Geçmişten günümüze kadar din, vatan, millet, ezan, bayrak ve tüm manevi değerler uğrunda savaş meydanlarına, cephelere seve seve koşan ve ölümün kucağına atılan aziz milletimiz; 15 Temmuz 2016 Cuma akşamı Türk Silahlı Kuvvetleri içerisinde yuvalanmış bir grup cuntacının işgal girişimiyle ve büyük bir suikastla karşı karşıya kalmıştır. FETÖ/PYD yapılanması olarak adlandırılan isyancıların karşısına aziz milletimiz; bu şuur ve ruhla dikildi. Tankın, topun, uçağın, helikopterin karşısına sadece imanıyla, inancıyla, yüreğiyle çıkan aziz milletimiz, hain darbe girişimini bozguna uğrattı. O gece Türkiye; tüm renklerini, meşreplerini ve farklılıklarını geride bırakarak tek millet, tek bayrak, tek vatan ve tek devlet olmanın şuuruyla birleşti. Milletimiz, hukukuna sahip çıkarak iradesini hiçe sayma girişimine karşı koydu ve kaderini heveslerine göre çizmeye çalışanlara “dur” dedi. O gece milletimizin destansı zaferi yanında, İslam dünyasının duaları, niyazları ve yakarışları da bize güç verdi. Türkiye´nin en uzun gecesinde 249 vatan evladı şehit oldu, 2196 kardeşimiz ise gazi rütbesine erişti.

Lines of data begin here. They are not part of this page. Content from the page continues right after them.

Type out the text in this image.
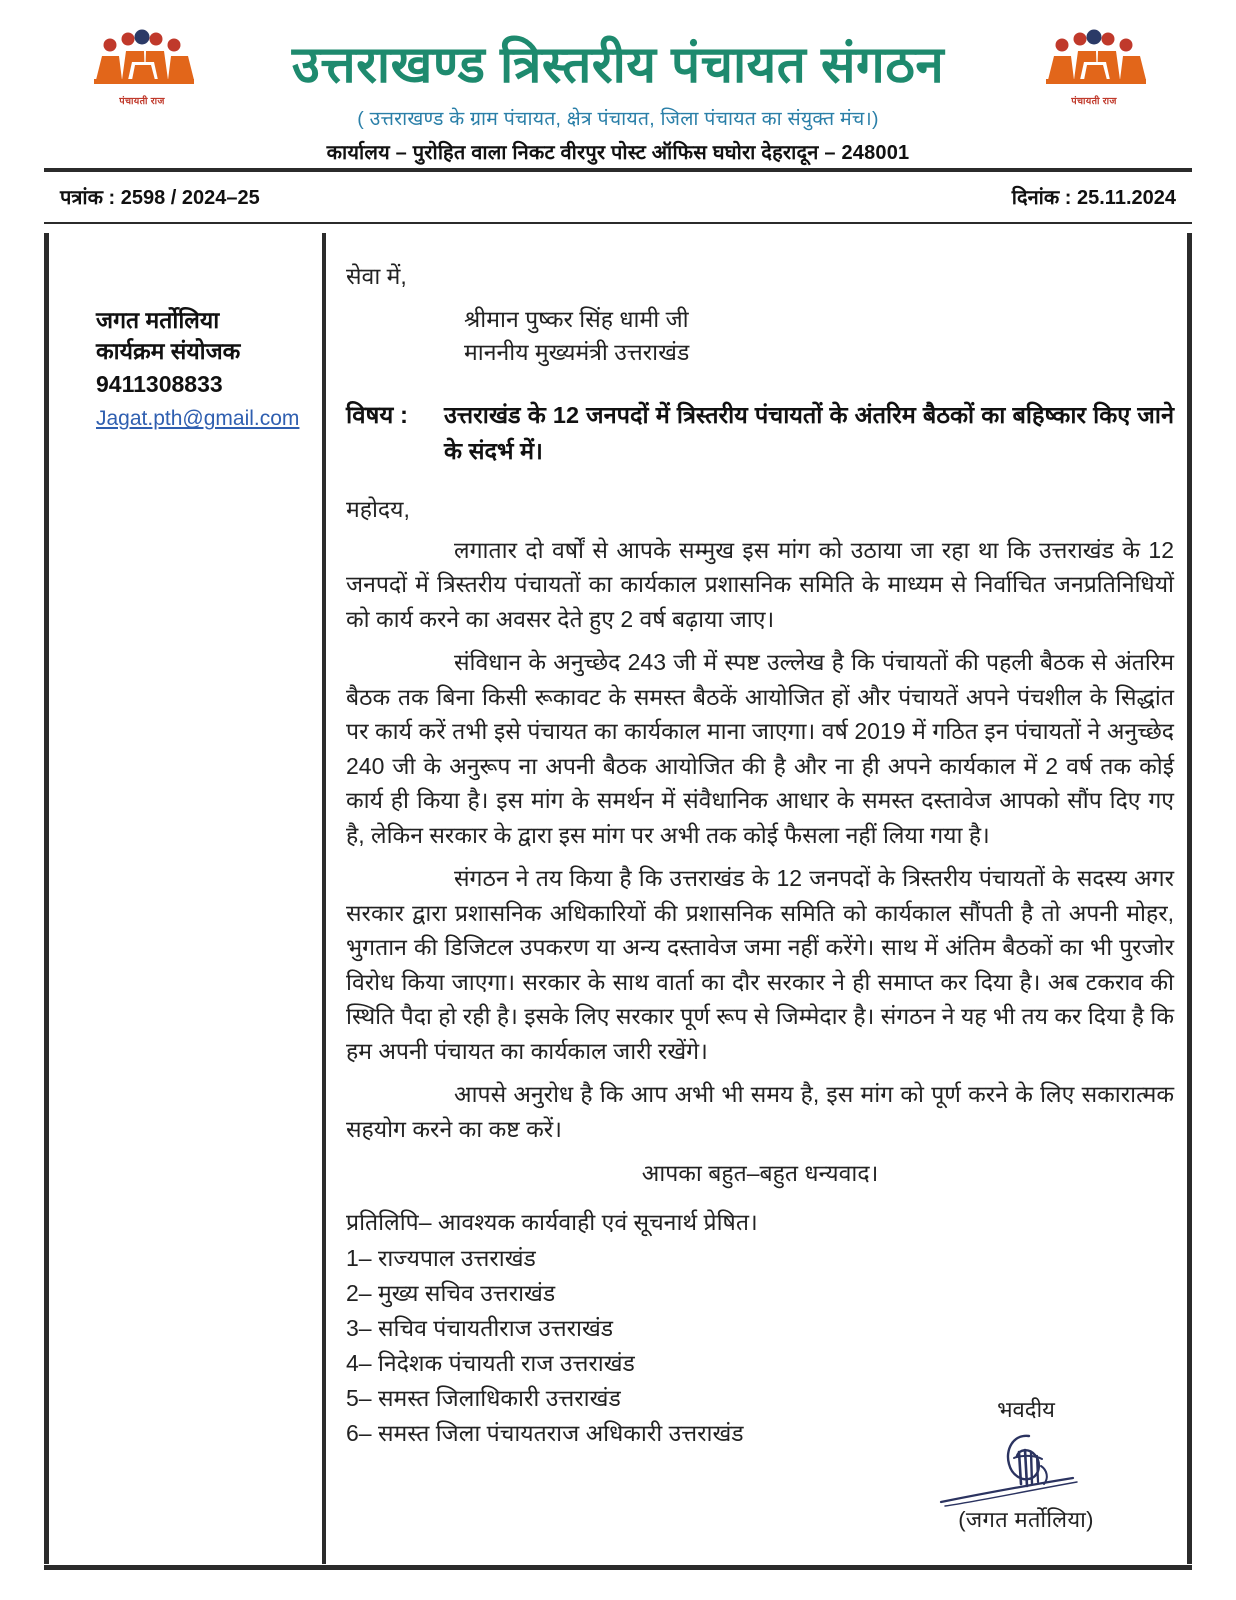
पंचायती राज	पंचायती राज
उत्तराखण्ड त्रिस्तरीय पंचायत संगठन
( उत्तराखण्ड के ग्राम पंचायत, क्षेत्र पंचायत, जिला पंचायत का संयुक्त मंच।)
कार्यालय – पुरोहित वाला निकट वीरपुर पोस्ट ऑफिस घघोरा देहरादून – 248001
पत्रांक : 2598 / 2024–25	दिनांक : 25.11.2024
जगत मर्तोलिया
कार्यक्रम संयोजक
9411308833
Jagat.pth@gmail.com
सेवा में,
श्रीमान पुष्कर सिंह धामी जी
माननीय मुख्यमंत्री उत्तराखंड
विषय : उत्तराखंड के 12 जनपदों में त्रिस्तरीय पंचायतों के अंतरिम बैठकों का बहिष्कार किए जाने के संदर्भ में।
महोदय,
लगातार दो वर्षों से आपके सम्मुख इस मांग को उठाया जा रहा था कि उत्तराखंड के 12 जनपदों में त्रिस्तरीय पंचायतों का कार्यकाल प्रशासनिक समिति के माध्यम से निर्वाचित जनप्रतिनिधियों को कार्य करने का अवसर देते हुए 2 वर्ष बढ़ाया जाए।
संविधान के अनुच्छेद 243 जी में स्पष्ट उल्लेख है कि पंचायतों की पहली बैठक से अंतरिम बैठक तक बिना किसी रूकावट के समस्त बैठकें आयोजित हों और पंचायतें अपने पंचशील के सिद्धांत पर कार्य करें तभी इसे पंचायत का कार्यकाल माना जाएगा। वर्ष 2019 में गठित इन पंचायतों ने अनुच्छेद 240 जी के अनुरूप ना अपनी बैठक आयोजित की है और ना ही अपने कार्यकाल में 2 वर्ष तक कोई कार्य ही किया है। इस मांग के समर्थन में संवैधानिक आधार के समस्त दस्तावेज आपको सौंप दिए गए है, लेकिन सरकार के द्वारा इस मांग पर अभी तक कोई फैसला नहीं लिया गया है।
संगठन ने तय किया है कि उत्तराखंड के 12 जनपदों के त्रिस्तरीय पंचायतों के सदस्य अगर सरकार द्वारा प्रशासनिक अधिकारियों की प्रशासनिक समिति को कार्यकाल सौंपती है तो अपनी मोहर, भुगतान की डिजिटल उपकरण या अन्य दस्तावेज जमा नहीं करेंगे। साथ में अंतिम बैठकों का भी पुरजोर विरोध किया जाएगा। सरकार के साथ वार्ता का दौर सरकार ने ही समाप्त कर दिया है। अब टकराव की स्थिति पैदा हो रही है। इसके लिए सरकार पूर्ण रूप से जिम्मेदार है। संगठन ने यह भी तय कर दिया है कि हम अपनी पंचायत का कार्यकाल जारी रखेंगे।
आपसे अनुरोध है कि आप अभी भी समय है, इस मांग को पूर्ण करने के लिए सकारात्मक सहयोग करने का कष्ट करें।
आपका बहुत–बहुत धन्यवाद।
प्रतिलिपि– आवश्यक कार्यवाही एवं सूचनार्थ प्रेषित।
1– राज्यपाल उत्तराखंड
2– मुख्य सचिव उत्तराखंड
3– सचिव पंचायतीराज उत्तराखंड
4– निदेशक पंचायती राज उत्तराखंड
5– समस्त जिलाधिकारी उत्तराखंड
6– समस्त जिला पंचायतराज अधिकारी उत्तराखंड
भवदीय
(जगत मर्तोलिया)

Çalışarak pek çok rütbe ve unvan kazanılabilir, ancak şehitlik ve gazilik rütbesi hayat karşılığında ve inanç sayesinde elde edilir. Bu bakımdan rütbelerin en üstünü hiç şüphe yok ki şehitlik ve gaziliktir. Şehitlik mertebesine yükselmek Cenab-ı Hak katında yüksek bir mertebe, halk nezdinde de bir madalya gibi taşınacak büyük bir şereftir. İnsan, canını vermekle şehitlik mertebesine yükseldiği halde, Yüce Allah onların ölü değil, bizim anlayamayacağımız bir hayat ile diri olduklarını bildirmektedir. (Bakara, 2/154.) Sevgili Peygamberimiz de şehitliğin derecesiyle ilgili olarak, “Hiç kimse cennete girdikten sonra bütün dünyaya sahip olsa bile tekrar dünyaya dönmek istemez. Yalnız şehitler, erdikleri nimetler sebebiyle dünyaya dönüp on defa şehit olmayı arzu ederler.” buyurmuştur. (Buhari, Cihad, 21, III, 208.) 15 Temmuz, ülke ve toplum tarihimiz açısından bir milattır. Fert, millet, devlet ve medeniyetimiz açısından tarihin önemli bir eşiğinde olduğumuzu göstermektedir. Bu zor zamanda her vatandaşımız ihanet girişimine tepki vermiş ve halkımız ortak idealler çerçevesinde bir araya gelerek bir destan yazmıştır. 15 Temmuz sadece bugün değil, ülke tarihinde de yüce milletimizin şanlı bir zaferi olarak yerini alacaktır. 15 Temmuz hain darbe girişiminin birinci yıl dönümünde, cesur yürekleri ile destan yazan şehit ve gazilerimizin aziz hatırasına sahip çıkmak, bu şuuru, bu inancı fert ve millet olarak yaşatmak ve gelecek nesillere aktarmak vatan borcumuzdur.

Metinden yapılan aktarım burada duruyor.